Вот идет человек. Роман-автобиография (Гранах) - страница 114

Находиться на сцене для меня значило то же самое, что для моего отца — его служение Богу, но приносило еще больше радости! Жизнь в театре была не только яркой и разнообразной, но и долгой. Выходило, что ты живешь гораздо дольше простых смертных! Как коротка и монотонна обычная человеческая жизнь по сравнению с жизнью актера! Если тебе повезло и ты не умер раньше срока от кори, оспы, скарлатины, дифтерии, тифа, воспаления легких или, не дай Бог, от голода, то, может, дотянешь до семидесяти лет. Рождения ты не чувствуешь — здесь порадоваться может только твой отец. А потом — любовь, помолвка, женитьба, рождение детей, серебряная и золотая свадьбы — и похороны! И тут тебе тоже ничего не перепадет, потому что объедаться на поминках будут только твои друзья. А у актера, во-первых, бывают премьеры! Это совершенно особый праздник! Открыть нового поэта, новую пьесу или обнаружить что-то новое в старом Шекспире или Гёте — и потом все те долгие, долгие годы, которые актер проживает вместе со своими персонажами. К примеру: Лиру — 112 лет, Францу Моору — 25, Мефистофелю — 50, Шейлоку — 60, Гамлету — 30, Отелло — 40. А всем вместе им 317 лет, которые, если ты настоящий актер, ты можешь прожить за год. Получается, что тот, кто актерствует тридцать лет, проживает 9510 насыщенных лет, вместо жалких семидесяти. Со дня сотворения мира прошло около 5000 лет. Стало быть, актер может прожить в два раз больше времени существования этого мира. И какое значение имеют все усилия, если на карту поставлены 9510 радостных лет! За мою смелую операцию меня теперь ожидало вознаграждение в виде десятитысячелетнего царства! У меня были все основания чувствовать себя счастливым.

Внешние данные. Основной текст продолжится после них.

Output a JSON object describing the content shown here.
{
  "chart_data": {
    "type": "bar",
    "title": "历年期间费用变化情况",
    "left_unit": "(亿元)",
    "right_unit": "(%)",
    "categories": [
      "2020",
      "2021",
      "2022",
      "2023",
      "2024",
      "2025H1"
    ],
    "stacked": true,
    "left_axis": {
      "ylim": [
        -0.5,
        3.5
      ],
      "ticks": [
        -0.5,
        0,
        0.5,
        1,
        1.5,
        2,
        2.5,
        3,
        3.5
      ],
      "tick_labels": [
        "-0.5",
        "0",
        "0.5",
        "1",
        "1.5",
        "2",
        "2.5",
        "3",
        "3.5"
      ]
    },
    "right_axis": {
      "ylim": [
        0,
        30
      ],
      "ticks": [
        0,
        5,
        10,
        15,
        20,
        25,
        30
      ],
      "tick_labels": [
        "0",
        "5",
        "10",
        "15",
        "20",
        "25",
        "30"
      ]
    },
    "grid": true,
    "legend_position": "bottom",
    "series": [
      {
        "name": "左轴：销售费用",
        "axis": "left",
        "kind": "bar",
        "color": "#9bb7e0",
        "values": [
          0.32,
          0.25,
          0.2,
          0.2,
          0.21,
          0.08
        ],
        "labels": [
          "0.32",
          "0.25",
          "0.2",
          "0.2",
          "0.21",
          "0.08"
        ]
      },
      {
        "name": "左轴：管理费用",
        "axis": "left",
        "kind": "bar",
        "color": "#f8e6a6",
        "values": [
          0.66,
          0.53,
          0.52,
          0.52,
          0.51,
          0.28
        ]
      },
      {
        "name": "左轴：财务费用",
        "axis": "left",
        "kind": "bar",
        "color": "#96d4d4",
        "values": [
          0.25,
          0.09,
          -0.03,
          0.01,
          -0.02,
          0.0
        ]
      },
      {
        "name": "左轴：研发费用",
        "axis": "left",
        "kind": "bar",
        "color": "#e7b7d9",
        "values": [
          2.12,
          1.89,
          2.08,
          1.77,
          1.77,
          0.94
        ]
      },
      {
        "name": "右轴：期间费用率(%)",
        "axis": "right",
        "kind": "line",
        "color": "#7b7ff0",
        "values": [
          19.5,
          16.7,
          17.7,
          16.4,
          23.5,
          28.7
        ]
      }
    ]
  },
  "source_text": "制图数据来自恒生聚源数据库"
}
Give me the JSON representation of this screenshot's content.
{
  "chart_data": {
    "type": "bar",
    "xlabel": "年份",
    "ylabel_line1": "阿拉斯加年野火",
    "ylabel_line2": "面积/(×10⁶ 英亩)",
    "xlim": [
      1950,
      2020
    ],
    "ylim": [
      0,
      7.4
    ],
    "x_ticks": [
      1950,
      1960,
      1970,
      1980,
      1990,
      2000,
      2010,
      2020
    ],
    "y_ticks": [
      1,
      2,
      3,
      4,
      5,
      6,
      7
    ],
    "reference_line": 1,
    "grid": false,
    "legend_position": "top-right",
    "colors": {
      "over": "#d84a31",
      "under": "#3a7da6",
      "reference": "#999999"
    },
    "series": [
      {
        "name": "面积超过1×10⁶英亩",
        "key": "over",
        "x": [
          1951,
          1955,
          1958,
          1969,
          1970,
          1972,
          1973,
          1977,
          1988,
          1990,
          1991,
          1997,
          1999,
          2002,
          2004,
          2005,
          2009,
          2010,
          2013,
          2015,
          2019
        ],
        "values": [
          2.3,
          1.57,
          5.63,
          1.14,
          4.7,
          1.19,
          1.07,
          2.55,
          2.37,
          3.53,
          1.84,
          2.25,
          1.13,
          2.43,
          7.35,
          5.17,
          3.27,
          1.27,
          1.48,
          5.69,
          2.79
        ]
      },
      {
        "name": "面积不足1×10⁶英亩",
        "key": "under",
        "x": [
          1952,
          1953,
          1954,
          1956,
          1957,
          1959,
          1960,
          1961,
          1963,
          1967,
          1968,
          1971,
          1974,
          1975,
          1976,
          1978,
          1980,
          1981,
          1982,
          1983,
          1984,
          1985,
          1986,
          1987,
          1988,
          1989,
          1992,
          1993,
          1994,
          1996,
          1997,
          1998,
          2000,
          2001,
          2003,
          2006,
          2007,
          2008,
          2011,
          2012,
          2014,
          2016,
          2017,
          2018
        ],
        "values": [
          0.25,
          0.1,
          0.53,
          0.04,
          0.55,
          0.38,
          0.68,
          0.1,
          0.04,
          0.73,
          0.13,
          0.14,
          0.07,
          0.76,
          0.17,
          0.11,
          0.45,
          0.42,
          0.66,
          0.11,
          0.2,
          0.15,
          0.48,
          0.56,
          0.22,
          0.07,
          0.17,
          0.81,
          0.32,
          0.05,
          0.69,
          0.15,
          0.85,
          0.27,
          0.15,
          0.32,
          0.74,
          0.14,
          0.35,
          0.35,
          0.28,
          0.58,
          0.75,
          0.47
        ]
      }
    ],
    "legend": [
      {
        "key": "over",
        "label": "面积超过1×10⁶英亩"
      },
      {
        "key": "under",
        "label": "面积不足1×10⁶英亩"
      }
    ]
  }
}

Когда закончился эпохальный театральный сезон 1913/14, я решил отправиться в пешее путешествие по Германии, чтобы, во-первых, испытать в деле свои новые ноги, а, во-вторых, познакомиться со страной и ее жителями — получше узнать свою новую родину. Изучить своих новых сограждан, которых мне теперь предстояло играть.

Из Берлина я пошел в сторону Касселя, и на этом участке пути у меня еще были деньги. В Касселе они закончились. Когда у себя на родине я был странствующим подмастерьем, я обычно заходил в пекарни, говорил условные слова и всегда мог рассчитывать на помощь своих товарищей по цеху. Здесь меня ждало разочарование. Мои новые коллеги вели себя чопорно и надменно. Здесь народ в пекарне делился на «великих», которые охотно принимали оказываемые им почести, и «прочую мелочь», спешившую услужить. Не было тут ни привычной мне теплоты, ни взаимовыручки. Прекрасная, удивительная профессия, отравленная ядом зависти и недоброжелательности. После Касселя дорога стала моим домом, а дорога — это особый мир. Стояло лето, спать можно было в стогу сена или на постоялом дворе, где я останавливался только на ночлег, а утром шел дальше. Я начал попрошайничать, но больше из любопытства, в познавательных целях: в конце концов, я знал, что в августе снова начну получать жалованье.